When Harry Adams took over the Victoria the following year, in 1909, it was the only hotel remaining in East Orange. Adams (described in Orange Leader as “affable ‘Arry”) bought the hotel outright in 1913 and again it is reported the hotel had been recently renovated “inside and out”.

Eight years later though, in 1921, the old wooden hotel is described by one witness as being in a less than ideal state: “The stabling, wood-house, buggy shed, etc. were old and dilapidated… [The Hotel] was no ornament to the town, and, in its present position, no material public inconvenience would be suffered if it closed.”

Demolition of the old Victoria Hotel began in June 1922, during which the Leader said the rafters were ‘as sound as the day they were put there, which is over 60 years ago.’

Numerous old coins were also uncovered under the old floorboards during the demolition, the oldest of which included an 1817 shilling and a King George IV penny of 1826!

But for patrons, it was “Business as usual,” so read an advertisement, advising that a temporary bar would continue serving wine, spirits and rum.

In the April 13, 1923 edition of the Leader, the writer enthused about the now open new establishment under the heading “A MODERN HOTEL”.

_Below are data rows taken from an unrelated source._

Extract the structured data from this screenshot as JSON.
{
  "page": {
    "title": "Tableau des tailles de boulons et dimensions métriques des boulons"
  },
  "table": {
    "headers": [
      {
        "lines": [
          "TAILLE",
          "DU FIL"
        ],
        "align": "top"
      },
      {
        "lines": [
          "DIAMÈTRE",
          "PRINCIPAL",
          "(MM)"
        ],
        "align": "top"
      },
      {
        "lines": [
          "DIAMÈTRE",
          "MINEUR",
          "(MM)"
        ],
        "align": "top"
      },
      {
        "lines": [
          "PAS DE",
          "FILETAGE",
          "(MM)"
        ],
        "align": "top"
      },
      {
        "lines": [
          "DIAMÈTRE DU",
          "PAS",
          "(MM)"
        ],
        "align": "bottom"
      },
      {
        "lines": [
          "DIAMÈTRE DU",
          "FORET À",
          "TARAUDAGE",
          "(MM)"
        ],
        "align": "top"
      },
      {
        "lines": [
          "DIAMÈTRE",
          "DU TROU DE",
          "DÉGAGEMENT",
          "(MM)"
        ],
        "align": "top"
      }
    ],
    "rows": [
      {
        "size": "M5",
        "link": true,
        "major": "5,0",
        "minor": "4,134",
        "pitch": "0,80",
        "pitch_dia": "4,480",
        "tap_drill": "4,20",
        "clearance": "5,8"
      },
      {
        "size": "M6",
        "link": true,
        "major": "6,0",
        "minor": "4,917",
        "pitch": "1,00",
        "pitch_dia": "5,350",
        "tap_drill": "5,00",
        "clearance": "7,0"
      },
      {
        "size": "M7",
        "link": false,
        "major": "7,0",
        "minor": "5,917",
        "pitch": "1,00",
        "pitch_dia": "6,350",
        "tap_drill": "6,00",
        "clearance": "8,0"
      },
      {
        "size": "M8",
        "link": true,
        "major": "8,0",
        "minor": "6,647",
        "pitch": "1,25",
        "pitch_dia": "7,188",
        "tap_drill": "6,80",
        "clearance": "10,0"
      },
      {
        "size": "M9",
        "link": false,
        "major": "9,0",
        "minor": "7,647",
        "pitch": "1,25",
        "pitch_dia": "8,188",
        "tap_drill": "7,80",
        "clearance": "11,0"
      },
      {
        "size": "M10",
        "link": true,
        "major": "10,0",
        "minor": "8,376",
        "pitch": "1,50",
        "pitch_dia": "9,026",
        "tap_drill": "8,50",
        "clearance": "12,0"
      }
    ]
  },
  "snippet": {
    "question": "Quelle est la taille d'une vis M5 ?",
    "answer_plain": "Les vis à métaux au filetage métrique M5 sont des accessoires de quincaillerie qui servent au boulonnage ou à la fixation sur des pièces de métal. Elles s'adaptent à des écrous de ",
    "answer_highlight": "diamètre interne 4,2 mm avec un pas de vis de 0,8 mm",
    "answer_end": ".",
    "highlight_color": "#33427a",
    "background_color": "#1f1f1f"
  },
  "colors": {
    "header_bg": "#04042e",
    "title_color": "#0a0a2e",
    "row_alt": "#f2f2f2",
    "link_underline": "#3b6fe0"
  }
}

“The general public, and visitors in particular, at once became considerably impressed as they cross the line and view the modernised appearance of the Victoria Hotel. The spot is where the first hotel in the Orange district was built, and, until last year, the well-known hostelry served faithfully for a considerable period the purpose for which it was erected. But with the progress of time, a change had to be made, and the old building has now been replaced with premises which are a distinct credit to the builders and proprietors. Not only are they ornate in appearance, but the appointments throughout are complete in every detail, and cleanliness and comfort strike the visitor at once as being the outstanding features.”